E-commerces, such as Amazon or Ebay are putting a lot of money into Recommender systems. They are building great teams just to focus on improving the accuracy of their recommenders, because by doing so, users are much more tempted to buy more things.

Goal: Build a recommendation system with better accuracy to predict the ratings, users would give for products which they haven’t used before and to create a recommendation list for each user.

A simple strategy to create such a recommendation list for a user is to predict the ratings on all the items that user didn’t buy before, then rank the items in descending order of the predicted rating, and finally take the top items as the recommendation list.

Dataset and Preprocessing

Researchers from UC San Diego released a complete Amazon dataset that is publicly available online (​http://jmcauley.ucsd.edu/data/amazon/)​. This dataset contains user reviews (numerical rating and textual comment) towards amazon products on 24 product categories, and there is an independent dataset for each product category.
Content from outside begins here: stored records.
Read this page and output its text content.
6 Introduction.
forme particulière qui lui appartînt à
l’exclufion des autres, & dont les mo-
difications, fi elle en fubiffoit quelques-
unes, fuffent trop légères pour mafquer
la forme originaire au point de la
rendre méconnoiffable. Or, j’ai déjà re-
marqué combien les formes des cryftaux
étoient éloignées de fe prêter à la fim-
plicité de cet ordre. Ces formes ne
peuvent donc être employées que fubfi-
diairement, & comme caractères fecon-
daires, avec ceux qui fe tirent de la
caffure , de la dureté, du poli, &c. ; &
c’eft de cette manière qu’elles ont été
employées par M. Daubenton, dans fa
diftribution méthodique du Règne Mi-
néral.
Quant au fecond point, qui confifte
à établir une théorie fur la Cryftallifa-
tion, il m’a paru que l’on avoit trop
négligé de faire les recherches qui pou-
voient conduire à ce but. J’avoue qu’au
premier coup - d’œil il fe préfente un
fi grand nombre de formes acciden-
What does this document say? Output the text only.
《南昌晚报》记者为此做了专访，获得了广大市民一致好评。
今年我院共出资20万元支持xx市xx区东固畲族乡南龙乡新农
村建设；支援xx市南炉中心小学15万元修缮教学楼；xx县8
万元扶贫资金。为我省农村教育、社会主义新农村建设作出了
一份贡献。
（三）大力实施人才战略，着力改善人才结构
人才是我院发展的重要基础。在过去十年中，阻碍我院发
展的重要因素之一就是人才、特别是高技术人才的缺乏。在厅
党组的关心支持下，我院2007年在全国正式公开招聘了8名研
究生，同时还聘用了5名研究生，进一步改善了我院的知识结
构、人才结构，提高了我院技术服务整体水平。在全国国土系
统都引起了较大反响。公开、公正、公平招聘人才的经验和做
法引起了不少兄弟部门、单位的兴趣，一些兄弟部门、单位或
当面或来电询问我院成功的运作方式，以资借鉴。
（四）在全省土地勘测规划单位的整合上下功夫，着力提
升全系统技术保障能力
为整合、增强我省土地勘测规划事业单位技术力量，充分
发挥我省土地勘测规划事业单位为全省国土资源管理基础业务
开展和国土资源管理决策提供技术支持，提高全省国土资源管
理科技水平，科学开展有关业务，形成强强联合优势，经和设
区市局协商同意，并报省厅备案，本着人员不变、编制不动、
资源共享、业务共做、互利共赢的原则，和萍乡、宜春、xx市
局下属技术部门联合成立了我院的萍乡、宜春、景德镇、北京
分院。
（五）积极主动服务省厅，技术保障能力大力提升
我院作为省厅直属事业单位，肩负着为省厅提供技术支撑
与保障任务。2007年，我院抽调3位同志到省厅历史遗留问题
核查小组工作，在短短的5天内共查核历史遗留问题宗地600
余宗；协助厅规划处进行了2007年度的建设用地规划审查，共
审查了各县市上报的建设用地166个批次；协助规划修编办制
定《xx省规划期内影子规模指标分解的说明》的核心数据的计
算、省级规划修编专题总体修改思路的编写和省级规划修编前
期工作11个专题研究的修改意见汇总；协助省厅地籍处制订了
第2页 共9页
  • Used the “Small subsets for experiment” (the 5-core dataset) on the website, which can be downloaded directly from the website.

  • Selected ​Digital Music dataset from the set of available datasets. This dataset has 64,706 reviews and ratings.

  • Out of all the attributes in the dataset, we were interested only in the productID, userID and rating for each review. Then, the data is split into train (80%) and test (20%).

Approach - I

Surprise

Surprise​ is a Python ​scikit​ building and analyzing recommender systems. Surprise​ is a Python ​scikit​ building and analyzing recommender systems.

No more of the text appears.